Kendini bir yere ait hissetmek benim hayatta en çok zorlandığım şeylerden biri. Mesela liseye ait hissetmem tam 4 yıl sürmüştü gerçi lise o zamana kadar bitmişti aman neyse canım. Fanny acaba kendini bir yere ait hissedebiliyor muydu merak ediyorum? Ailesini sonradan görmeye gittiğinde ona hiç tepki göstermedikleri kısımda kitabın içine girip hepsini teker teker sarsmak istedim ama tabii sonradan kendimi toparlayıp olgun bir insan olduğumu kulağıma fısıldadım ve satırları okumaya devam ettim yoğ kitabı kapatıp koltuğa fırlatmadım.

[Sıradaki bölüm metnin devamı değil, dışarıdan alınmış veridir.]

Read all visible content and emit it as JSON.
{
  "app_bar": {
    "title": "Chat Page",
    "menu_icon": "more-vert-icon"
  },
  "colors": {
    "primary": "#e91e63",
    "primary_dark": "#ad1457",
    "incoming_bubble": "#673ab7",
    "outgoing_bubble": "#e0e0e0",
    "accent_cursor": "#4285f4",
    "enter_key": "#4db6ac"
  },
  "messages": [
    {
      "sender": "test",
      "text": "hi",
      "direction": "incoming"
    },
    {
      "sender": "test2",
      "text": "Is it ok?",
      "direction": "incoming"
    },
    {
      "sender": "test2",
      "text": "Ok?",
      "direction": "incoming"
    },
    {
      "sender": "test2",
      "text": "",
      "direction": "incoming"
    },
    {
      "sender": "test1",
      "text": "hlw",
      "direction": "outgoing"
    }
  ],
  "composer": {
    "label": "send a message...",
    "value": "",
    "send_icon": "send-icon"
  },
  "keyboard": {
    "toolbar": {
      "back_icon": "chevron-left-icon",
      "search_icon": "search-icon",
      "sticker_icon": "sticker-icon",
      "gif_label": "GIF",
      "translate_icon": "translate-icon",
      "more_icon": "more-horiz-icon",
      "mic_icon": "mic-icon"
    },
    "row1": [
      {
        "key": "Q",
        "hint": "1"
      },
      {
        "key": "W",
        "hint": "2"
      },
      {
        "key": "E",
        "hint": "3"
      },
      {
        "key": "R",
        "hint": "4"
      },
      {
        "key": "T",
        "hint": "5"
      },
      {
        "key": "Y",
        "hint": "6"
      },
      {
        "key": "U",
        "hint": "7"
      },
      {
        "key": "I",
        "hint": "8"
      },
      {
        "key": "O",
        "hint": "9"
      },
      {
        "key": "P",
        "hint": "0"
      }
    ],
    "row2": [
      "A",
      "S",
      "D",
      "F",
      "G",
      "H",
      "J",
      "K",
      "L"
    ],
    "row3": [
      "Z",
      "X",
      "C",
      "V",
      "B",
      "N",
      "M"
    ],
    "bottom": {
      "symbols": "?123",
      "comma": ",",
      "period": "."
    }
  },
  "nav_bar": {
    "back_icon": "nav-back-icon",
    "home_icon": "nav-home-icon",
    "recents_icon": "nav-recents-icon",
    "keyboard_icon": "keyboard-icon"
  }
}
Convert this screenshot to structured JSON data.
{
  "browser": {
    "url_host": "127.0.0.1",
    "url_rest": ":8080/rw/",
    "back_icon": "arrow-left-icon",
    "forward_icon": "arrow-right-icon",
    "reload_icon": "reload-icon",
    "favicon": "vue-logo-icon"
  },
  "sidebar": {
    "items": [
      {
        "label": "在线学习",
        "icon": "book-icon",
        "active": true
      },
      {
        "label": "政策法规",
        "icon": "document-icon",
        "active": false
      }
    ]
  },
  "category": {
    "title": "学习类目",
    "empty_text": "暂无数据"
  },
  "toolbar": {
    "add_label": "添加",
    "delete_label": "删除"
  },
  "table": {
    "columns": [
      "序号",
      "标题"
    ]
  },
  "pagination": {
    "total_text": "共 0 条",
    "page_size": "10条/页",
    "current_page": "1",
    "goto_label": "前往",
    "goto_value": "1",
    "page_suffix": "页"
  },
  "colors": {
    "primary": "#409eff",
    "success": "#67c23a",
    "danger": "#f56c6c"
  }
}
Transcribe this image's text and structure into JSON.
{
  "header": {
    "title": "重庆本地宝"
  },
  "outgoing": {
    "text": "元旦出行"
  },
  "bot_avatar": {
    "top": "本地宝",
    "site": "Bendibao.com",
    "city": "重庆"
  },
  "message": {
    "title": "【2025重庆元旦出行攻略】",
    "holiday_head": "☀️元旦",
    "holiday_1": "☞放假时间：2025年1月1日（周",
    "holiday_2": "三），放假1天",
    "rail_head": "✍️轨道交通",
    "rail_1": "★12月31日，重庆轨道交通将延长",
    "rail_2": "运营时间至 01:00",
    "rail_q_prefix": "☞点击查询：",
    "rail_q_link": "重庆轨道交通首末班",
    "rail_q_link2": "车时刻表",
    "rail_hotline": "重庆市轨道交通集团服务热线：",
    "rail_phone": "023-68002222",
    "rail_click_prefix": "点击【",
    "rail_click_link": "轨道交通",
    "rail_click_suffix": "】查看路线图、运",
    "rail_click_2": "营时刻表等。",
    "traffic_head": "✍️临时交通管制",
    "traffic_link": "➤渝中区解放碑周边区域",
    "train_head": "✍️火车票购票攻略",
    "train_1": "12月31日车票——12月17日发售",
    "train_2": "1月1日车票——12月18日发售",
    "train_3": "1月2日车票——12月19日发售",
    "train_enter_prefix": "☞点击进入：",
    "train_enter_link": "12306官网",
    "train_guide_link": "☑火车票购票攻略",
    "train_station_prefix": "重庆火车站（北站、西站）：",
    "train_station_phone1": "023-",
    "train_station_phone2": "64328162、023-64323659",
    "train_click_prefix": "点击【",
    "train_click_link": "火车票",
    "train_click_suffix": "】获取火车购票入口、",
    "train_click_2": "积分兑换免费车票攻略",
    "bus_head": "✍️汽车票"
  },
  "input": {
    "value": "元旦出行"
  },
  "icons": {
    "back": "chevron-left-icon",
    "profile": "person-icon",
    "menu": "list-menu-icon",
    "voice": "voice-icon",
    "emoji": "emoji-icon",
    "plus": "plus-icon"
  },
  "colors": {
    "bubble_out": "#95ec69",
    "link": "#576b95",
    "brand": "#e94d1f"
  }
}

Jane Austen'in -Anne Eliot hariç- karakterlerinin kararlarından bu kadar emin olabilmeleri beni mest ediyor. Jane Austen'in de bir evlilik teklifini önce kabul edip ertesi gün reddettiği biliniyor. Acaba karakterlerine bu sebeple mi kesin kararlar verdirtiyor ve bu kararlar olumlu sonuçlanıyor beni düşündürüyor. (Olumlu sonuçlanmak diye kestirip attığım şey de Bay Darcy ile evlenmek :D) Lizzy'nin yerinden olsam Collins'in teklifini reddedebilir miydim bilmiyorum. Sonuçta tüm aile kurtulacaktı bu evlilikle. Fanny'ye hiç değinmiyorum ben bile bir ara Henry'ye karşı yelkenleri suya indiriyordum vallahi, Fanny dirayetli çıktı. Ben aman eniştemi sevindireceğim kuzenlerim gibi olmayacağım diye ucuz kahramanlık falan yapmaya kalkar sonrada el elde baş başta kalakalırdım! Gerçi Henry kendini bile kandırdı beni mi kandıramayacak ya neyse.

Gelelim Mary'ye. Kitaptaki Mary'nin Bertram kardeşlerden hangisine aşık olacağına karar vermeye çalıştığı kısma çok güldüm. Ve duygularımız üzerinde ne kadar hakimiyetimiz var merak ettim. Jane Austen'in bir sözü geldi akabinde aklıma "Zaten birini sevmemeye karar verdiysek her zaman geçerli bir sebep buluruz." yani tam olarak böyle değilse de bunun gibi bir şeydi. Mary'nin ilk görüşte tüm mirasın kalacağı büyük çocuğa abayı yakması zaten Tom'un erdemli kişilik özelliklerinden değil de ne!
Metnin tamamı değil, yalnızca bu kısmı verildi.